Questiona-se qual o alcance material da justiça administrativa, cuja resposta podemos encontrar: na Constituição da República; em legislação ordinária, como o Estatuto dos Tribunais Administrativos e Fiscais (ETAF), que contém as regras gerais de competência dos tribunais administrativos; legislação especial, que em certas matérias poderá conter normas que poderão significar a atribuição ou subtração relativamente às competências comuns; e o Código de Processo nos Tribunais Administrativos (CPTA).[1]

Iremos focar-nos nas normas constitucionais, mais especificamente na discussão relativa à reserva constitucional presente no artigo 212º\3 CRP.

A reserva constitucional

O Art.º 212 é alusivo aos tribunais administrativos e fiscais.
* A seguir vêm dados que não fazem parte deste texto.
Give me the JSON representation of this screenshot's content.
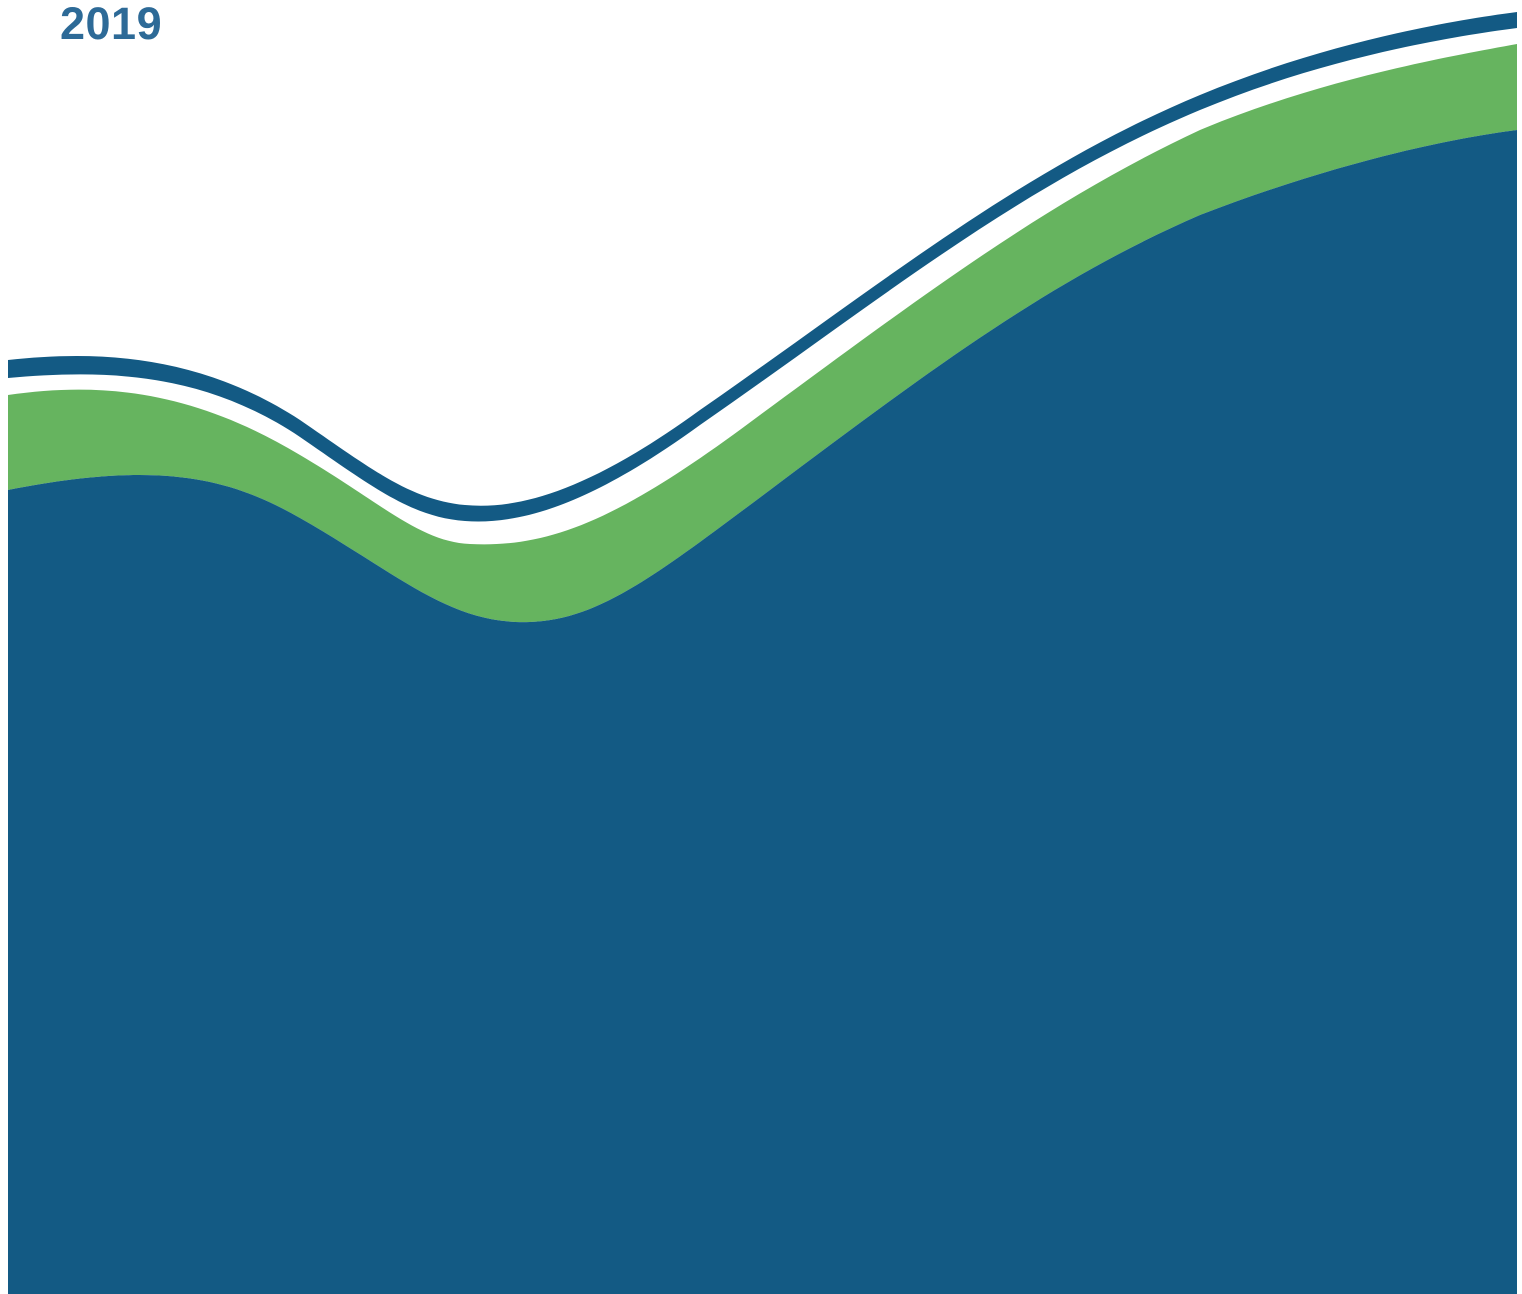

O nº 3 deste artigo refere, “Compete aos tribunais administrativos e fiscais o julgamento das ações e recursos contenciosos que tenham por objeto dirimir os litígios emergentes das relações jurídicas administrativas e fiscais”.

O quesito central relativo a este preceito foca-se no conceito “…litígios emergentes das relações jurídicas administrativas e fiscais” (reafirmado no Art. 1º do ETAF), que resulta num problema de interpretação, e na questão de saber se este preceito configura uma reserva material absoluta de jurisdição atribuída aos tribunais administrativos.

Tem-se debatido, quer na doutrina, quer na jurisprudência, se tal reserva é absoluta, quer num sentido negativo, implicando que os tribunais administrativos só poderão julgar questões de Direito administrativo, quer no sentido positivo, em que só os tribunais administrativos poderão julgar nessa matéria.[2]

Para parte da doutrina resulta da constituição uma reserva perante a qual o legislador não pode atribuir a outros tribunais o julgamento de litígios materialmente administrativo, o que corresponderia a uma natureza absoluta (fechada) da reserva material. Só será aceitável a devolução de competência em matéria administrativa para outros tribunais (judicias) que forem previstas a nível constitucional.[3]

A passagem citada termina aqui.